More than a dozen U.S. states were under air-quality alerts on Wednesday as smoke from hundreds of Canadian wildfires wafted south, casting a dull gray pallor over city skylines and prompting officials to urge residents to remain indoors.
Health officials from Vermont to South Carolina along the East Coast, as well as in Ohio and Kansas in the Midwest, urged millions of residents to limit their time outdoors, warning that fine particulates in the atmosphere could make breathing difficult and pose health risks.
The U.S. National Weather Service issued quality air alerts from New England to South Carolina.
“Wearing a mask may help limit irritation for those suffering from respiratory illnesses,” the agency’s Washington, D.C.-area office wrote on Twitter. “More smoke expected Thursday & Friday.”
Schools up and down the East Coast canceled outdoor activities, including sports practices, field trips and recesses, to protect students from the haze.
In Bethesda, Maryland, a high school moved its graduation ceremony indoors, while a Brooklyn, New York, elementary school postponed its “Spring Fling” dance party. A school in Montclair, New Jersey, called off a fifth-grade trip to a Six Flags amusement park.
New York City’s public schools were open for class, although outdoor events and activities, including a middle school graduation, were canceled, postponed or moved indoors.
The smoke is crossing the U.S. northern border from Canada, where wildfire season got off to an unusually early and intense start due to persistent warm and dry conditions. Canada is on track for its worst-ever wildfire season.
The skies above New York and many other North American cities were a uniform gray, and the air smelled like burning wood. In many places, the early morning sun appeared as a small glowing orange disc. New York City’s skyscrapers, which can be seen for miles away on a clear day, were rendered nearly invisible.
As of Wednesday morning, New York had the second-worst air quality in world, according to a ranking of major cities by Swiss air quality technology company IQAir, with Delhi, India’s smog-plagued capital city, topping the list.

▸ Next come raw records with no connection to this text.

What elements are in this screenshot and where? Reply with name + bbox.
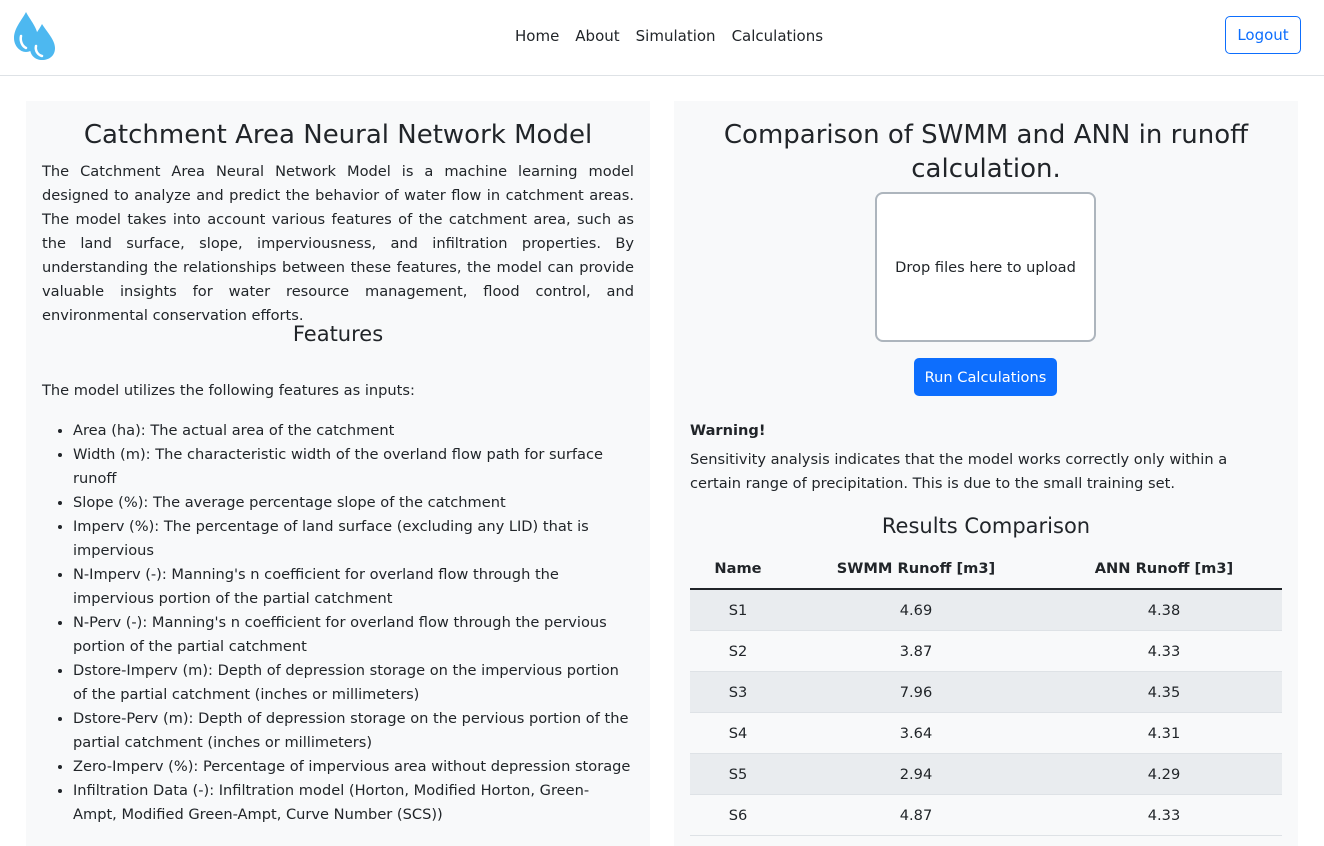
feature-item: Zero-Imperv (%): Percentage of imperviou…: [73, 755, 634, 779]
cell-swmm: 3.87: [786, 630, 1046, 672]
model-title: Catchment Area Neural Network Model: [83, 120, 593, 150]
model-info-panel: Catchment Area Neural Network Model The …: [26, 101, 650, 846]
cell-ann: 4.33: [1046, 794, 1282, 836]
top-navbar: Home About Simulation Calculations Logou…: [0, 0, 1324, 76]
cell-name: S3: [690, 671, 786, 713]
nav-link-calculations[interactable]: Calculations: [724, 25, 832, 47]
cell-ann: 4.35: [1046, 671, 1282, 713]
warning-text: Sensitivity analysis indicates that the …: [690, 451, 1228, 492]
cell-ann: 4.29: [1046, 753, 1282, 795]
feature-item: Slope (%): The average percentage slope …: [73, 491, 634, 515]
cell-ann: 4.38: [1046, 589, 1282, 631]
logout-button[interactable]: Logout: [1225, 16, 1301, 54]
feature-item: Dstore-Perv (m): Depth of depression sto…: [73, 707, 634, 755]
feature-item: N-Imperv (-): Manning's n coefficient fo…: [73, 563, 634, 611]
features-heading: Features: [292, 322, 384, 346]
nav-link-simulation[interactable]: Simulation: [628, 25, 724, 47]
cell-name: S5: [690, 753, 786, 795]
cell-swmm: 3.64: [786, 712, 1046, 754]
cell-name: S4: [690, 712, 786, 754]
table-row: S6 4.87 4.33: [690, 794, 1282, 836]
cell-name: S2: [690, 630, 786, 672]
run-calculations-button[interactable]: Run Calculations: [914, 358, 1057, 396]
nav-link-about[interactable]: About: [567, 25, 627, 47]
table-row: S2 3.87 4.33: [690, 630, 1282, 672]
nav-link-home[interactable]: Home: [507, 25, 567, 47]
feature-item: Imperv (%): The percentage of land surfa…: [73, 515, 634, 563]
table-header-row: Name SWMM Runoff [m3] ANN Runoff [m3]: [690, 549, 1282, 590]
column-header-swmm: SWMM Runoff [m3]: [786, 549, 1046, 590]
table-row: S1 4.69 4.38: [690, 589, 1282, 631]
table-row: S3 7.96 4.35: [690, 671, 1282, 713]
results-table: Name SWMM Runoff [m3] ANN Runoff [m3] S1…: [690, 549, 1282, 836]
feature-item: Dstore-Imperv (m): Depth of depression s…: [73, 659, 634, 707]
feature-item: N-Perv (-): Manning's n coefficient for …: [73, 611, 634, 659]
feature-item: Area (ha): The actual area of the catchm…: [73, 419, 634, 443]
cell-name: S1: [690, 589, 786, 631]
cell-ann: 4.33: [1046, 630, 1282, 672]
warning-title: Warning!: [690, 422, 766, 439]
features-lead-text: The model utilizes the following feature…: [42, 382, 415, 399]
file-dropzone[interactable]: Drop files here to upload: [875, 192, 1096, 342]
nav-links: Home About Simulation Calculations: [507, 25, 831, 47]
dropzone-label: Drop files here to upload: [895, 258, 1076, 276]
table-row: S4 3.64 4.31: [690, 712, 1282, 754]
column-header-name: Name: [690, 549, 786, 590]
comparison-title: Comparison of SWMM and ANN in runoff cal…: [723, 120, 1249, 184]
cell-ann: 4.31: [1046, 712, 1282, 754]
model-description: The Catchment Area Neural Network Model …: [42, 163, 634, 324]
cell-swmm: 7.96: [786, 671, 1046, 713]
cell-swmm: 4.87: [786, 794, 1046, 836]
table-row: S5 2.94 4.29: [690, 753, 1282, 795]
results-heading: Results Comparison: [881, 514, 1091, 538]
cell-name: S6: [690, 794, 786, 836]
feature-item: Infiltration Data (-): Infiltration mode…: [73, 779, 634, 827]
column-header-ann: ANN Runoff [m3]: [1046, 549, 1282, 590]
feature-item: Width (m): The characteristic width of t…: [73, 443, 634, 491]
features-list: Area (ha): The actual area of the catchm…: [42, 419, 634, 827]
cell-swmm: 2.94: [786, 753, 1046, 795]
comparison-panel: Comparison of SWMM and ANN in runoff cal…: [674, 101, 1298, 846]
cell-swmm: 4.69: [786, 589, 1046, 631]
water-drops-icon[interactable]: [12, 10, 58, 62]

Rochester, New York, near the Canadian border, had the worst air quality in the country, according to IQAir, while six towns along Maryland’s Eastern Shore and Delaware were ranked in the bottom 10 for air quality.
Wildfire smoke has been linked with higher rates of heart attacks and strokes, increases in emergency room visits for asthma and other respiratory conditions, and eye irritation, itchy skin and rashes, among other problems.

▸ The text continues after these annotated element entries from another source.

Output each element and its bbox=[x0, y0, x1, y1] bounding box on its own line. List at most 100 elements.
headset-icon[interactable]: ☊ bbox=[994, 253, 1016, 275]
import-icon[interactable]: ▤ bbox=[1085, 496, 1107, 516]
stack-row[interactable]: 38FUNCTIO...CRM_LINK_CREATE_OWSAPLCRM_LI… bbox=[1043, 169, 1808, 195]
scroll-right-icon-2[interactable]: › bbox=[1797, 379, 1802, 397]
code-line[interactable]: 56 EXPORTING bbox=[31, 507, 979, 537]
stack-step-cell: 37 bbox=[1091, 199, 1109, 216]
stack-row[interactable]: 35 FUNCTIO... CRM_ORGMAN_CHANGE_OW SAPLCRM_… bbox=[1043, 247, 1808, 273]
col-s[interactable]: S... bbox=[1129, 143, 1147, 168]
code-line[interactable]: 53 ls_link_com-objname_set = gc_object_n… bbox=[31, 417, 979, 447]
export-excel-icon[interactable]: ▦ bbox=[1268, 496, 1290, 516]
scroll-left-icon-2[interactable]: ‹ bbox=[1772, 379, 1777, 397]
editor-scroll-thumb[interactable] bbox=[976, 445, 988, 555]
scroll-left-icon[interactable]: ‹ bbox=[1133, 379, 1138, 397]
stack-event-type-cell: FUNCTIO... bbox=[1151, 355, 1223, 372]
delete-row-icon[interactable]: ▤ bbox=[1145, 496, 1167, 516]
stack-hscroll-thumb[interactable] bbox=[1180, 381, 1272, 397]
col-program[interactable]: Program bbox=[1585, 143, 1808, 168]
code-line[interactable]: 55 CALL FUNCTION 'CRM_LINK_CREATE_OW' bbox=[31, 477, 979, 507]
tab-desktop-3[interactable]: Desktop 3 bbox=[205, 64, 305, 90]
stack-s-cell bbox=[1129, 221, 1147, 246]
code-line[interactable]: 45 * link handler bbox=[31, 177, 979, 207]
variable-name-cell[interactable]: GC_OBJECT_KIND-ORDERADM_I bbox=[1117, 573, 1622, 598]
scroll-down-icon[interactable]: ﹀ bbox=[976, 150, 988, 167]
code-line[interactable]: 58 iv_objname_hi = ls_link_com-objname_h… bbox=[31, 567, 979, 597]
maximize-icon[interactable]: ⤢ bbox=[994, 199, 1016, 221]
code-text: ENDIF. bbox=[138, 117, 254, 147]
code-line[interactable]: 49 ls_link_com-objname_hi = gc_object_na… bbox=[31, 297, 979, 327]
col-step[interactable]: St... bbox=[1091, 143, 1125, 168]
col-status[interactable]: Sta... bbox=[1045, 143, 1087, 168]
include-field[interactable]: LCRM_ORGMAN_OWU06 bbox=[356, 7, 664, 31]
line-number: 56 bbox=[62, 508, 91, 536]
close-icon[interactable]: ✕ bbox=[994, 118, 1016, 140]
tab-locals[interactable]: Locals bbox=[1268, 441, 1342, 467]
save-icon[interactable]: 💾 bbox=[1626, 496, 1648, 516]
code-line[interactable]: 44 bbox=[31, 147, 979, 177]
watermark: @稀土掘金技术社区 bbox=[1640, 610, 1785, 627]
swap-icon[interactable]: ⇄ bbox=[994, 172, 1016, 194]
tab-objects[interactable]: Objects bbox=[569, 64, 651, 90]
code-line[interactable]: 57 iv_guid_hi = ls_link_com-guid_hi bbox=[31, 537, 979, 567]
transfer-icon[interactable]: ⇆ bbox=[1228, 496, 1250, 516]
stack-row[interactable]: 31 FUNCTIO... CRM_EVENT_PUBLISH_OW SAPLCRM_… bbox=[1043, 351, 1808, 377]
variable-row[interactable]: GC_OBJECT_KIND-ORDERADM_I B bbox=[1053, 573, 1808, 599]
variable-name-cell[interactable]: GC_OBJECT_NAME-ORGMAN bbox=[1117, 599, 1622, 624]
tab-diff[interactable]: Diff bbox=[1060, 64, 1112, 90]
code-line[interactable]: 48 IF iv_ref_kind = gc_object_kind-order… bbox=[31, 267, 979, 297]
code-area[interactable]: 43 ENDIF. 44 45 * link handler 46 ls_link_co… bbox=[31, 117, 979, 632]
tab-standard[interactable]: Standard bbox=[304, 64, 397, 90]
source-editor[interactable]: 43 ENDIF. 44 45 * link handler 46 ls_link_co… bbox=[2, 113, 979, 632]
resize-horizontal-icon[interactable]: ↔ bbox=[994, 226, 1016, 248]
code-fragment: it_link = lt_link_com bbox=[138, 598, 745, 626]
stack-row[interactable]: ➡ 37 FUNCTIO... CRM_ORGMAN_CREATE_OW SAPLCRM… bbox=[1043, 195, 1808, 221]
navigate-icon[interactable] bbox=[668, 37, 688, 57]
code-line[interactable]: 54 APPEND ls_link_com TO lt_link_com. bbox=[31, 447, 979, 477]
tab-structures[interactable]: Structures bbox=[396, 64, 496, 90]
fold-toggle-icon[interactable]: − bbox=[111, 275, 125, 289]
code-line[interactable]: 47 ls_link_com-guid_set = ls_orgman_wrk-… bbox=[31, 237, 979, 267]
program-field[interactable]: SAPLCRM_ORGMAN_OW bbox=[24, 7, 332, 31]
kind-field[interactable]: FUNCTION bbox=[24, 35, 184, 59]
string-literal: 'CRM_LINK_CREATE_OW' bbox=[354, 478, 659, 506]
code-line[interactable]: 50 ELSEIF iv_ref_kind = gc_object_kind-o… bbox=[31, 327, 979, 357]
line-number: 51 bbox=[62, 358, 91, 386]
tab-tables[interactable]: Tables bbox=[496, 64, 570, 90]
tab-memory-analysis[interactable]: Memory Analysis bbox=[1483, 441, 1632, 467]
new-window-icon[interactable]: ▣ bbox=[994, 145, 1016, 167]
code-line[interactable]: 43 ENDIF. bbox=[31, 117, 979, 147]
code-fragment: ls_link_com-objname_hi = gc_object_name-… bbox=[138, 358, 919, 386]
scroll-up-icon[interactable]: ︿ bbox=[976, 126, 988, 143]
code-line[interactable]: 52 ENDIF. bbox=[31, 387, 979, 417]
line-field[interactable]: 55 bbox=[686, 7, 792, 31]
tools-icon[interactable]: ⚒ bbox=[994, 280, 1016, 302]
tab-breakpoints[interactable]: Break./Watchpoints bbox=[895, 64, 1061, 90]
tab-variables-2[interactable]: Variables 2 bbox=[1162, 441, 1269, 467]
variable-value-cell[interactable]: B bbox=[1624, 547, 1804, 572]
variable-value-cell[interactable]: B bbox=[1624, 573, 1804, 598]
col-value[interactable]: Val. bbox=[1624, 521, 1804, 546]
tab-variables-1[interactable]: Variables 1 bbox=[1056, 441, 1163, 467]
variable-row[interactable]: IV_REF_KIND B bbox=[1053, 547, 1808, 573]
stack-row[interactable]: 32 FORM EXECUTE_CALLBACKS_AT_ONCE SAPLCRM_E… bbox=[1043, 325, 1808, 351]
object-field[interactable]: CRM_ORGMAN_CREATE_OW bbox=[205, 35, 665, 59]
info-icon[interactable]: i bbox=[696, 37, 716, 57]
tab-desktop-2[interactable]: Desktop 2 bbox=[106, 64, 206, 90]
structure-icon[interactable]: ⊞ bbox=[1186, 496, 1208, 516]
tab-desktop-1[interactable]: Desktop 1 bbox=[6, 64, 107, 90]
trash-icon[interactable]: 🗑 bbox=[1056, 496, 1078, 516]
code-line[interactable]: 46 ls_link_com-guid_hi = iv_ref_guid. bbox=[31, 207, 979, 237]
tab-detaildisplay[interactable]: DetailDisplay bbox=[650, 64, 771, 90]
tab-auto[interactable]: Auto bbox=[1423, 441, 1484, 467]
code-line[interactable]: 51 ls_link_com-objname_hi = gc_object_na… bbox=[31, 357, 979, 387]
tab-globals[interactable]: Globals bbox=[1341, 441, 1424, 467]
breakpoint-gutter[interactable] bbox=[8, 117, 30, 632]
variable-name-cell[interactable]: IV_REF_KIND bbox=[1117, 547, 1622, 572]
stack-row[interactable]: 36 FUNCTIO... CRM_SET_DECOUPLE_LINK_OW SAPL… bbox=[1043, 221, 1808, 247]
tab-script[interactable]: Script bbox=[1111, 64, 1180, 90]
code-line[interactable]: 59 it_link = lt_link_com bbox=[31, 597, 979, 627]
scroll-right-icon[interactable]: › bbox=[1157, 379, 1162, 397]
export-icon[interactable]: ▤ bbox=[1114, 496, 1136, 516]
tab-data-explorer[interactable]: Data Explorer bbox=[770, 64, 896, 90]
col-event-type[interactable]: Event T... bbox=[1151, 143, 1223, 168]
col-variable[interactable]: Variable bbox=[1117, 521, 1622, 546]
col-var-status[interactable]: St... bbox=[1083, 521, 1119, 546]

A Home Depot in Manhattan sold out of air purifiers and masks as residents scrambled to protect themselves from the hazy conditions.
“This is an unprecedented event in our city and New Yorkers must take precaution,” New York City Mayor Eric Adams said.

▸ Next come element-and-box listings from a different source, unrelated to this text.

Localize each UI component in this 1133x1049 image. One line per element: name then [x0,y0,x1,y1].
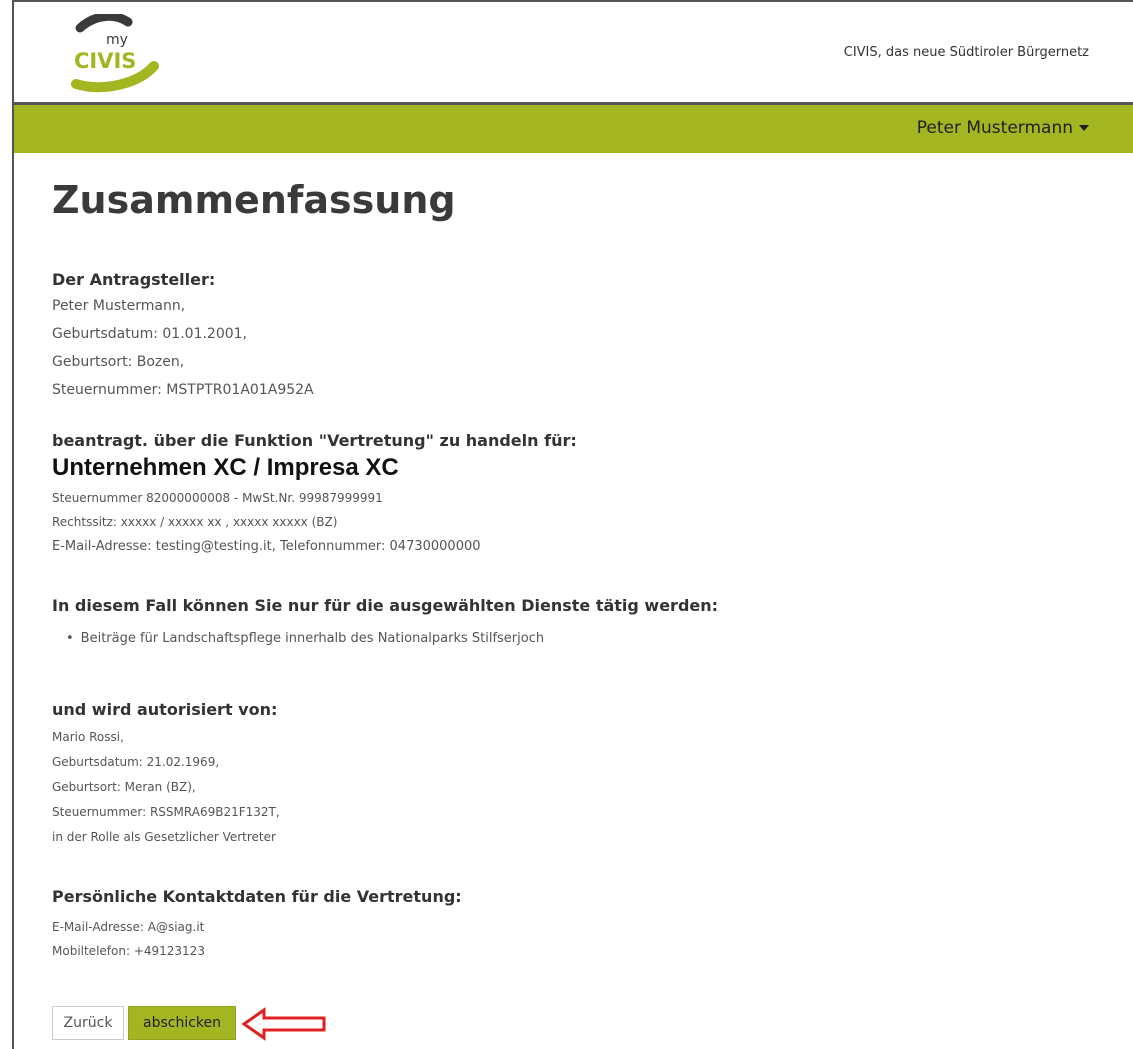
applicant-line: Steuernummer: MSTPTR01A01A952A [52,382,314,398]
tagline: CIVIS, das neue Südtiroler Bürgernetz [843,45,1089,60]
logo-big-text: CIVIS [74,49,136,73]
caret-down-icon [1079,125,1089,131]
nav-bar: Peter Mustermann [14,105,1133,153]
submit-button[interactable]: abschicken [128,1006,236,1040]
user-name: Peter Mustermann [916,118,1073,138]
authorized-line: Geburtsort: Meran (BZ), [52,780,196,794]
represent-heading: beantragt. über die Funktion "Vertretung… [52,431,577,450]
page-title: Zusammenfassung [52,178,456,222]
company-line: Steuernummer 82000000008 - MwSt.Nr. 9998… [52,491,383,505]
authorized-line: in der Rolle als Gesetzlicher Vertreter [52,830,276,844]
authorized-line: Mario Rossi, [52,730,124,744]
company-line: E-Mail-Adresse: testing@testing.it, Tele… [52,539,481,554]
authorized-line: Geburtsdatum: 21.02.1969, [52,755,220,769]
applicant-line: Geburtsort: Bozen, [52,354,185,370]
contact-line: Mobiltelefon: +49123123 [52,944,205,958]
service-item: Beiträge für Landschaftspflege innerhalb… [66,631,544,646]
applicant-heading: Der Antragsteller: [52,270,216,289]
arrow-left-icon [241,1007,326,1041]
contact-line: E-Mail-Adresse: A@siag.it [52,920,205,934]
header: my CIVIS CIVIS, das neue Südtiroler Bürg… [14,2,1133,102]
company-name: Unternehmen XC / Impresa XC [52,454,399,481]
applicant-line: Peter Mustermann, [52,298,186,314]
logo-small-text: my [106,32,128,48]
services-heading: In diesem Fall können Sie nur für die au… [52,596,719,615]
user-menu[interactable]: Peter Mustermann [917,118,1089,138]
back-button[interactable]: Zurück [52,1006,124,1040]
authorized-heading: und wird autorisiert von: [52,700,278,719]
mycivis-logo[interactable]: my CIVIS [58,14,168,96]
authorized-line: Steuernummer: RSSMRA69B21F132T, [52,805,280,819]
company-line: Rechtssitz: xxxxx / xxxxx xx , xxxxx xxx… [52,515,338,529]
applicant-line: Geburtsdatum: 01.01.2001, [52,326,248,342]
contact-heading: Persönliche Kontaktdaten für die Vertret… [52,887,462,906]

Canadian authorities on Wednesday issued a starker air-quality warning for the residents of the country’s financial capital Toronto due to several raging wildfires that have burned through a record area this year.
While wildfires are common in Canada’s West, there are blazes in nearly all of the country’s 10 provinces and territories, with Quebec the worst affected at present.
About 3.3 million hectares have already burned – some 13 times the 10-year average – and more than 120,000 people have been at least temporarily forced out of their homes.